Changhua County government officials have been deemed mostly responsible for a deadly blaze at a commercial building last year, with penalties to be announced later, a Control Yuan report said on Wednesday.
Control Yuan members Yeh Ta-hua (葉大華) and Pasuya Poiconu presented the report after completing a probe into the fire at the Chiaoyu Building in Changhua City that occurred on June 30 last year, which resulted in four deaths and 22 injuries.
The people who died were three guests of an upper floor hotel and one firefighter.
Photo: Liu Hsiao-hsin, Taipei Times
The 30-year-old building had numerous internal renovations, added-on structures and other modifications, which were not inspected by government agencies for fire code and safety compliance, Yeh said, adding that the blaze was the building’s fourth in its history.
The fire burned for nearly nine hours after likely being ignited by either an electrical outlet failure or a burning cigarette on a second-floor staircase.
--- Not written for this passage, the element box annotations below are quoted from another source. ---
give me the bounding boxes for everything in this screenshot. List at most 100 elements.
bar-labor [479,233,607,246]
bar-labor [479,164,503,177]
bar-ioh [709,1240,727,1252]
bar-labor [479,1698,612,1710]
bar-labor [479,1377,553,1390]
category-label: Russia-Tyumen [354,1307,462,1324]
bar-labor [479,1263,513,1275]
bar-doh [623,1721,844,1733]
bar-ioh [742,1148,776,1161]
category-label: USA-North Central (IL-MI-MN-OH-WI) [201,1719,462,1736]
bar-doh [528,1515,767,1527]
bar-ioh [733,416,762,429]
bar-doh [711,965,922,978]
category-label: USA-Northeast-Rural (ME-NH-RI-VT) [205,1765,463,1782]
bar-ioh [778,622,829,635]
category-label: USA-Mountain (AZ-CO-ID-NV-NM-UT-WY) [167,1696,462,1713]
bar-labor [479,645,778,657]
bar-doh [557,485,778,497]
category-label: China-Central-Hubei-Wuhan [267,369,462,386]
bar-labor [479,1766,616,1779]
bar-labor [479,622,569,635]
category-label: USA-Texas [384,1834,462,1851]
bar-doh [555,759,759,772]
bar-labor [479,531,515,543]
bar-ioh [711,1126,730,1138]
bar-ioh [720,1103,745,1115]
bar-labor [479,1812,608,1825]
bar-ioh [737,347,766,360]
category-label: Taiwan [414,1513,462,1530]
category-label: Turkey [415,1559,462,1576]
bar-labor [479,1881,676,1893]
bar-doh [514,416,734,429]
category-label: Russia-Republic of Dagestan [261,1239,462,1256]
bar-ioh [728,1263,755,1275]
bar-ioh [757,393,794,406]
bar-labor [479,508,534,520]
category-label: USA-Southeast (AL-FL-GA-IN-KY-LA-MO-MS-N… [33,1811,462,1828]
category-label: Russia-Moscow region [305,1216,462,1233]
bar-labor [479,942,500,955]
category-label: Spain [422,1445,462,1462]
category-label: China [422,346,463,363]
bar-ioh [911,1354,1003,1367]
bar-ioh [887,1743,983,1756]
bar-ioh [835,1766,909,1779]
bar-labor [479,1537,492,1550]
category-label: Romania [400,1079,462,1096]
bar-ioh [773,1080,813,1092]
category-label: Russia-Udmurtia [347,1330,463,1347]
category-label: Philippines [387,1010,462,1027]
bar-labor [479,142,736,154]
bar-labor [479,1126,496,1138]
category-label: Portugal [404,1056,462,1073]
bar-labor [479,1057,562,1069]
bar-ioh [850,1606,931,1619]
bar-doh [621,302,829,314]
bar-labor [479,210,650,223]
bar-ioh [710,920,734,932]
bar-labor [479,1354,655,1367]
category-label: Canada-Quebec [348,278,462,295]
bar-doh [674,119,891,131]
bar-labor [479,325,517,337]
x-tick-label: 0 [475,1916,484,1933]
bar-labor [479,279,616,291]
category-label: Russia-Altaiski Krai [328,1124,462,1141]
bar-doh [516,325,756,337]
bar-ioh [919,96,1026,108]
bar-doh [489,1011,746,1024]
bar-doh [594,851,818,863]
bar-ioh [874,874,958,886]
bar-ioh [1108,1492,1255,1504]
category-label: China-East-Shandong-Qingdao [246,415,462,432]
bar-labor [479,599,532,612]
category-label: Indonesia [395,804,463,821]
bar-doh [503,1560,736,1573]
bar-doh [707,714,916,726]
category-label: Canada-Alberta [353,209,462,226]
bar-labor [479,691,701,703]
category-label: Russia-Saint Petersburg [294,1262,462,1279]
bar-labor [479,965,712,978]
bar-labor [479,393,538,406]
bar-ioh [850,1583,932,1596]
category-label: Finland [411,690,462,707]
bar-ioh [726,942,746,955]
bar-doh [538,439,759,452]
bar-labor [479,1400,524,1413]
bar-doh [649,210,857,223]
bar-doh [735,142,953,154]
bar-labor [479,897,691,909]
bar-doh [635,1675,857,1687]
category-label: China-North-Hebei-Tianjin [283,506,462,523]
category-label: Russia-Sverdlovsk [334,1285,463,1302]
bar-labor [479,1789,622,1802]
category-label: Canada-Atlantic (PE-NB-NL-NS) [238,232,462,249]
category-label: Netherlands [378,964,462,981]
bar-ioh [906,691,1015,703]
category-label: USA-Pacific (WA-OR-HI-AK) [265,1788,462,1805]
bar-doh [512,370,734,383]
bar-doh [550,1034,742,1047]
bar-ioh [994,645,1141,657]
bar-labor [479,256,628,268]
Flames spread quickly through ventilation shafts, mostly affecting the Passion Fruit Hotel on the sixth to ninth floors.
The business was operating as a COVID-19 quarantine hotel at the time.
The fire was due to a series of mistakes and lack of government oversight, and the hotel’s management did not enact fire prevention measures or adhere to safety regulations, Poiconu said.
Government officials and fire inspectors had also failed to inspect the facility, he added.
“It is regrettable that it took a deadly blaze to expose the deficiencies, negligence and dereliction of duty,” Poiconu said.
Firefighters should receive enhanced training and follow the best practices of safety agencies in Japan, the US and the UK, he said, adding that this would include new equipment and education.
The probe consisted of on-site inspections, interviews, and reviews of data and reports.
“We found the numerous safety code contraventions and unlawful registry changes for the upper floors, which were officially for residential use,” Yeh said, adding that a commercial permit was not applied for.
The building also did not have routes for evacuation, which county government officials should have identified, Yeh said.